Por Ruben Vigo
Y otra vez la niebla. Desde hacía unos años que no llegaba a El Bermejo, pero los viejos dicen que siempre retorna, y es verdad, acá la tenemos. Empieza como un humito débil, apenas blanquecino, y después, es toda una mancha que cubre la inmensidad. La neblina Bermejina no es igual a otras, no, no, no, esta neblina, nuestra neblina, tiene sus particularidades. Por eso en El Bermejo, cuando se retira y pega de nuevo el sol, retorna el júbilo, la vida se pone plena desde la Allayme, con sus feriantes armando las tiendas vendiendo esperanza diaria, hasta el Tambo Guercio, allá por la Mathus al fondo, donde las vacas dan leche a granel con una sonrisa de oreja a oreja. Pero ahora, la niebla está y hay que bancarla, es un patrimonio cultural, viene poco de visita, como el zonda que también jode, pero son nuestros.
Cuando se habla de la niebla de El Bermejo, se habla de la niebla más cerrada del mundo. No se ve nada. Los antiguos dicen que nieblas eran las de antes, cuentan que de pibes les tiraban cucharas soperas por joder, las más pesadas, y ahí quedaban, clavadas en el blanco del aire. Ni el triángulo, ni la comisaría, ni la Capilla, nada se ve. La niebla se traga hasta el sonido. Cada cual se las arregla como puede para hacer las compras, para tomar el cincuenta, o irse a lo del Melli a chuparse unas cervezas con lomo en pan francés. El tren, que viene cargado desde el norte, anda a los chiflazos para no llevarse algún mortal entre las vías o un auto desprevenido que ande arriesgando, pero el silbato, siempre audible hasta Colonia Segovia y más, ahora es un silencio hueco, se hunde en la nube y muere sin estruendos.
Desde que llegó esta niebla, y ya lleva un mes dando vueltas, los negocios no venden nada. La gente anda protestando a los gritos, que por cierto, nadie escucha porque la nube se traga todo. Van vociferando -Y el servicio meteorológico para qué sirve-, -Dónde está el Comisario que no se lo ve-, -La Mosquitera podría haber avisado-. Así anda el pueblo entero protestando sin saber con quién habla, y reconociendo con pesadumbre, que nadie los escucha. A tientas iban Miguel, Antonio, Salvador, Teresa, de arriesgados nomás se animaban, con ruidos en la panza por la hambruna, buscaban alguna despensa abierta en el Triángulo. Palmeaban las paredes de las casas hasta llegar a una puerta abierta, y ahí se metían.

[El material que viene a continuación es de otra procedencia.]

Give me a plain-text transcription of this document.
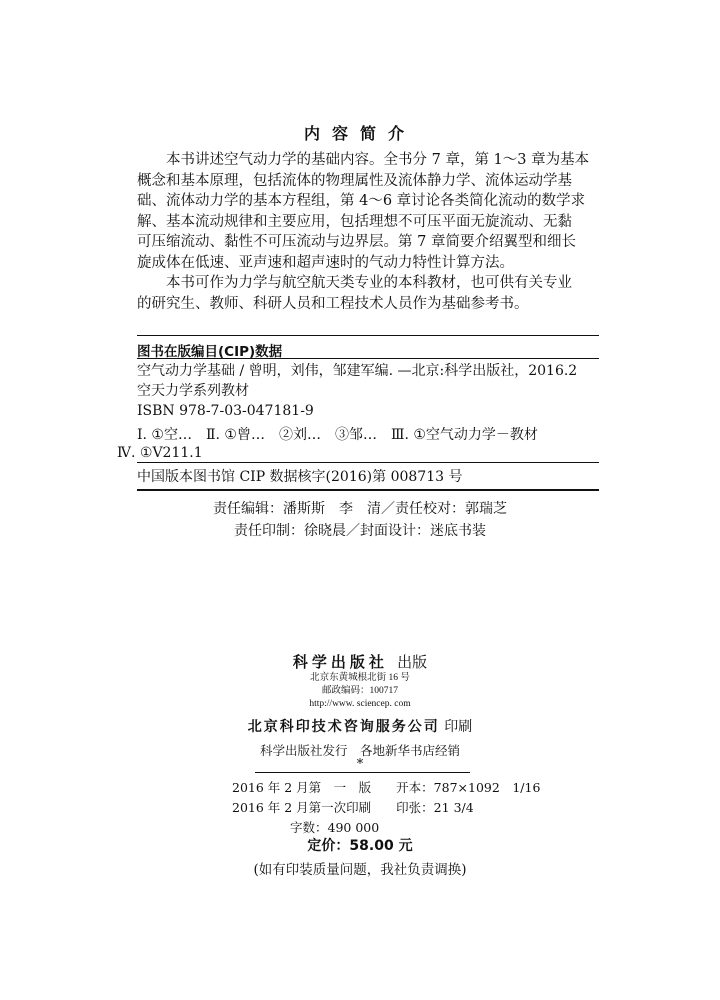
内容简介

本书讲述空气动力学的基础内容。全书分 7 章，第 1～3 章为基本
概念和基本原理，包括流体的物理属性及流体静力学、流体运动学基
础、流体动力学的基本方程组，第 4～6 章讨论各类简化流动的数学求
解、基本流动规律和主要应用，包括理想不可压平面无旋流动、无黏
可压缩流动、黏性不可压流动与边界层。第 7 章简要介绍翼型和细长
旋成体在低速、亚声速和超声速时的气动力特性计算方法。

本书可作为力学与航空航天类专业的本科教材，也可供有关专业
的研究生、教师、科研人员和工程技术人员作为基础参考书。

图书在版编目(CIP)数据
空气动力学基础 / 曾明，刘伟，邹建军编. —北京:科学出版社，2016.2
空天力学系列教材
ISBN 978-7-03-047181-9
Ⅰ. ①空…　Ⅱ. ①曾…　②刘…　③邹…　Ⅲ. ①空气动力学－教材
Ⅳ. ①V211.1
中国版本图书馆 CIP 数据核字(2016)第 008713 号
责任编辑：潘斯斯　李　清／责任校对：郭瑞芝
责任印制：徐晓晨／封面设计：迷底书装
科学出版社 出版
北京东黄城根北街 16 号
邮政编码：100717
http://www. sciencep. com
北京科印技术咨询服务公司 印刷
科学出版社发行　各地新华书店经销
*
2016 年 2 月第　一　版　　开本：787×1092　1/16
2016 年 2 月第一次印刷　　印张：21 3/4
字数：490 000
定价：58.00 元
(如有印装质量问题，我社负责调换)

Algunos se descubrían por la voz, por el tono, pero siempre que se gritaran al oído, labio y oreja unidos. Grave problema, primero había que saber donde estaba el oído, y se llevaban grandes sorpresas. Así le pasó a Cecilia, creyendo que estaba con Pedro, y entre protesta y protesta le largaba confesiones y más confesiones, hasta las más íntimas, y al final era un viajante que venía buscando el Pet Shop donde descargar las bolsas de comida para perros. La Cecilia se puso re colorada, igual no se le veía, se fue para las casas, pero terminó agarrando hacia el Sauce, la frenaron dos mujeres que intentaban entrar al Tambo Guercio para comprar algo de leche y unos quesos.
Esta niebla, que hasta los viejos asombraba, terminaba justo en la Pedro Molina, de ahí para el sur no había nada, el mundo transcurría en una vida totalmente apacible como era en aquellos lugares. Eso comentó un pibe que buscaba cartones montado en su carretela y que había pasado al otro lado desafiando el miedo por buscar una moneda.
Hubo infidelidades, varias, claro, pero de nombres mejor no hablar, porque no hay tampoco veracidad de los hechos, si no se veía nada, cómo culpar a pobres humanos que dieron el mal paso a ciegas y sin oírse. Ahora que hubo las hubo, imaginar dentro de la nube, al tanteo y gritándose al oído, mmm… seguro que alguno o alguna se fue de rosca, la excusa era perfecta. Uy, perdón, no me di cuenta.
Tres meses duró la niebla en El Bermejo, y un día amaneció tan limpio el aire como si nunca hubiera estado la mancha blanca. Volvieron los negocios a florecer en sus ventas, el Pocho con la pollería a pleno, la heladería entregando cucuruchos repletos de crema. La gente con sonrisas. Lo raro, aunque los más viejos sonreían por lo bajo y se miraban cómplices, eran algunas cucharas tiradas sobre la vereda de la Avellaneda, nadie supo de quién eran, nadie las reclamó, y entonces Alfredo se las llevó para su casa, como para las primeras sopas del invierno que llegaba.